From this perspective, a clear goal of active learning is to lead students to pay attention and mentally process the materials that underpins course learning outcomes. There is a trick for designing effective active learning exercises that accomplish this goal. The key is to focus on incentives and consequences. This is often easiest to do in multi-step exercises, in which each phase prepares students for the next one—and they will fail a phase if they don’t pay close enough attention to what they need to learn. For example, perhaps the class session is on negotiation strategies, and students are engaging in a role-playing exercise in which there are two roles: a seller and a buyer. In one group, the sellers meet and work out strategies for “anchoring” the buyer on a specific price (this is a learning outcome). In the other group, the buyers meet and devise ways to make the seller afraid to lose the deal (this is also a learning outcome). Following these initial groups, individual members from the first two groups are paired up and conduct a simulated negotiation—with the understanding that each member will be grading the other on how well they do. In this example, students in the first phase are motivated to pay attention and process deeply because they know they will need this material for the second phase (this is the incentive), and if they don’t use it well, they will get a bad grade (the consequence, the knowledge of which is part of the incentive).

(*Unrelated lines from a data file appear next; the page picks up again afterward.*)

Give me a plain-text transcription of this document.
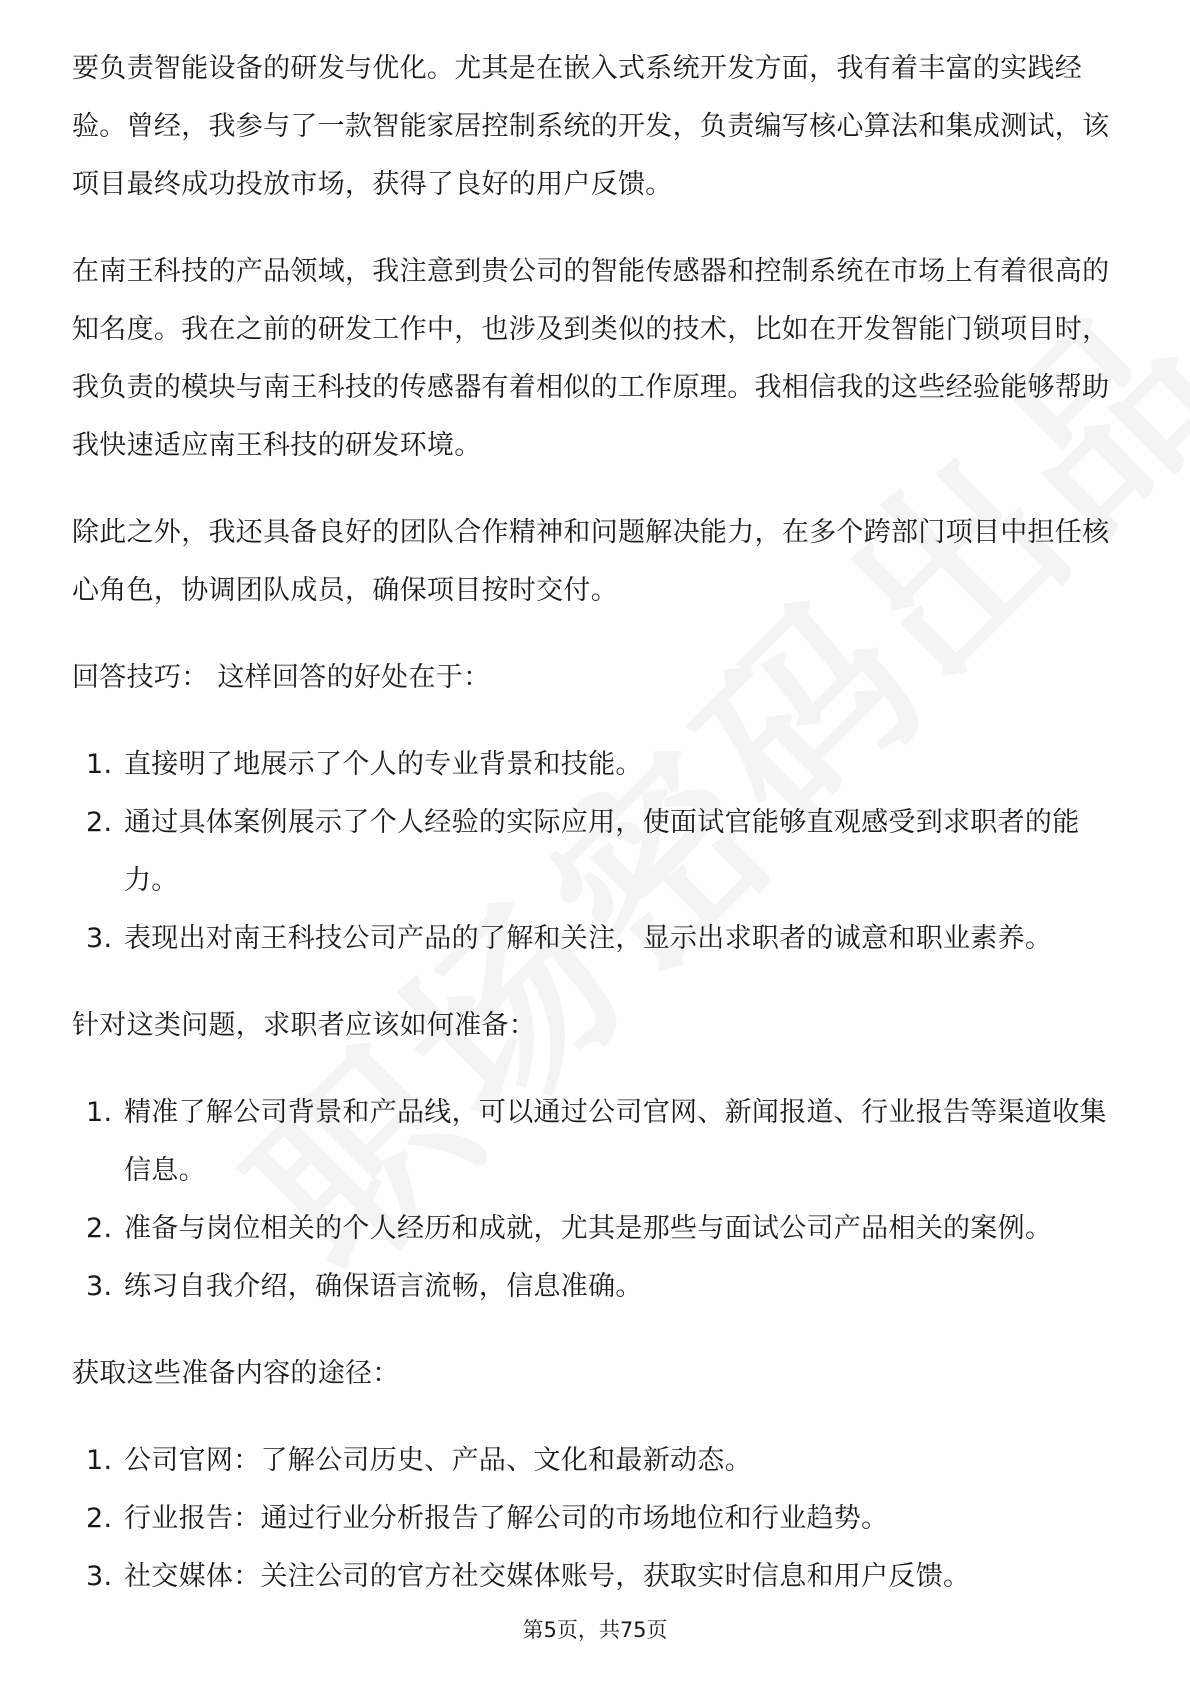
要负责智能设备的研发与优化。尤其是在嵌入式系统开发方面，我有着丰富的实践经验。曾经，我参与了一款智能家居控制系统的开发，负责编写核心算法和集成测试，该项目最终成功投放市场，获得了良好的用户反馈。

在南王科技的产品领域，我注意到贵公司的智能传感器和控制系统在市场上有着很高的知名度。我在之前的研发工作中，也涉及到类似的技术，比如在开发智能门锁项目时，我负责的模块与南王科技的传感器有着相似的工作原理。我相信我的这些经验能够帮助我快速适应南王科技的研发环境。

除此之外，我还具备良好的团队合作精神和问题解决能力，在多个跨部门项目中担任核心角色，协调团队成员，确保项目按时交付。

回答技巧： 这样回答的好处在于：

1. 直接明了地展示了个人的专业背景和技能。
2. 通过具体案例展示了个人经验的实际应用，使面试官能够直观感受到求职者的能力。
3. 表现出对南王科技公司产品的了解和关注，显示出求职者的诚意和职业素养。

针对这类问题，求职者应该如何准备：

1. 精准了解公司背景和产品线，可以通过公司官网、新闻报道、行业报告等渠道收集信息。
2. 准备与岗位相关的个人经历和成就，尤其是那些与面试公司产品相关的案例。
3. 练习自我介绍，确保语言流畅，信息准确。

获取这些准备内容的途径：

1. 公司官网：了解公司历史、产品、文化和最新动态。
2. 行业报告：通过行业分析报告了解公司的市场地位和行业趋势。
3. 社交媒体：关注公司的官方社交媒体账号，获取实时信息和用户反馈。
第5页，共75页
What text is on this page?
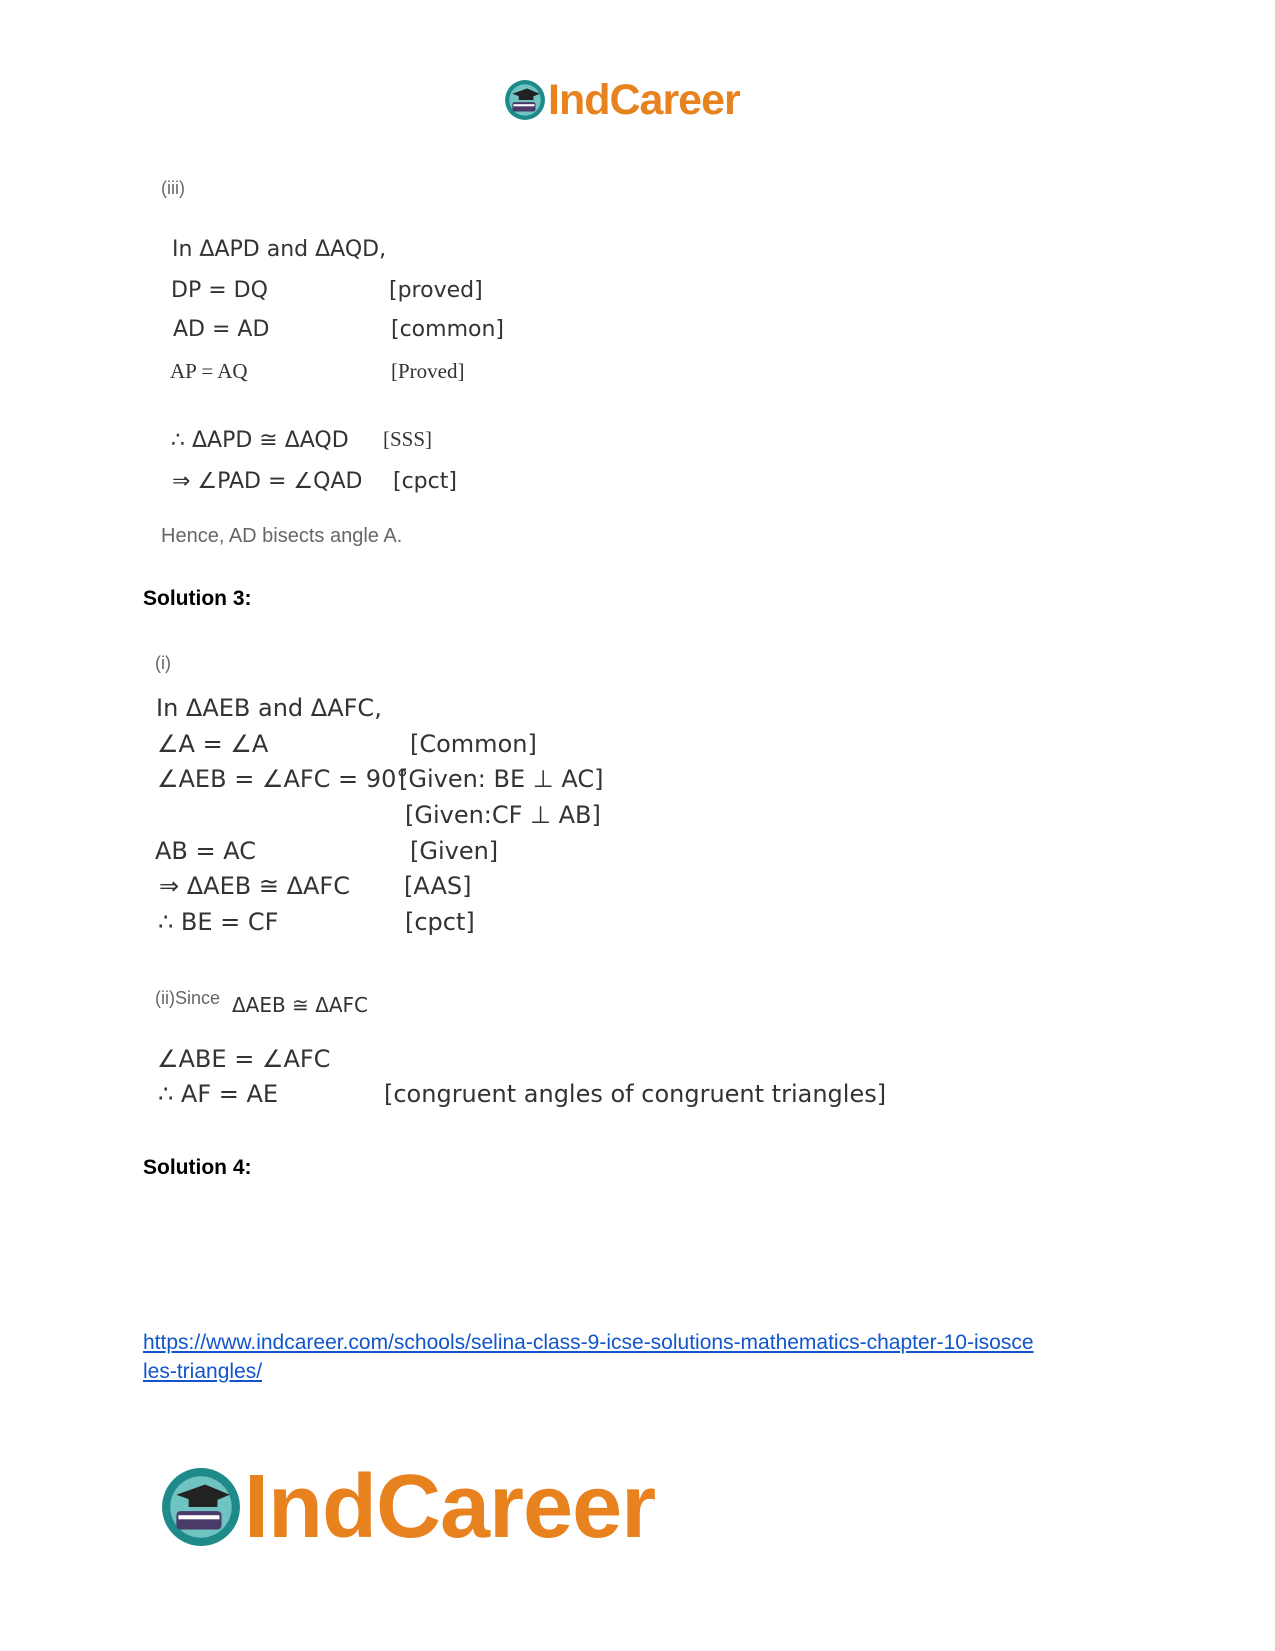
IndCareer
(iii)
In ΔAPD and ΔAQD,
DP = DQ	[proved]
AD = AD	[common]
AP = AQ	[Proved]
∴ ΔAPD ≅ ΔAQD [SSS]
⇒ ∠PAD = ∠QAD [cpct]
Hence, AD bisects angle A.
Solution 3:
(i)
In ΔAEB and ΔAFC,
∠A = ∠A	[Common]
∠AEB = ∠AFC = 90°
[Given: BE ⊥ AC]
[Given:CF ⊥ AB]
AB = AC	[Given]
⇒ ΔAEB ≅ ΔAFC [AAS]
∴ BE = CF	[cpct]
(ii)Since ΔAEB ≅ ΔAFC
∠ABE = ∠AFC
∴ AF = AE	[congruent angles of congruent triangles]
Solution 4:
https://www.indcareer.com/schools/selina-class-9-icse-solutions-mathematics-chapter-10-isosce
les-triangles/
IndCareer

These incentives and consequences address both metrics for determining how good a course is: they clearly lead students to learn and retain learning outcomes. And by making a game out of active learning exercises, students find the experience engaging and even fun. Such uses of incentives and consequences are particularly powerful with adult learners, who have experience in the workplace and understand such factors.
Note that these sorts of dynamics simply cannot be used in traditional asynchronous “at your own pace” online learning. And they are difficult to do with a standard video conferencing service such as Zoom, which does not allow pre-programmed sequences of breakout groups, nor does it offer easy tools for students to make evaluations.
It is clear that live, face-to-face online education has enormous promise, and one way to fulfill that promise is to view it through the lens of active learning. We need to consider what tools should supplement software platforms that were designed as general purpose video conferencing services. The techniques that underlie effective online education are not necessarily intuitive or obvious, and they can clearly be enhanced by adding additional tools—and such tools should facilitate learning and make the experience engaging and satisfying.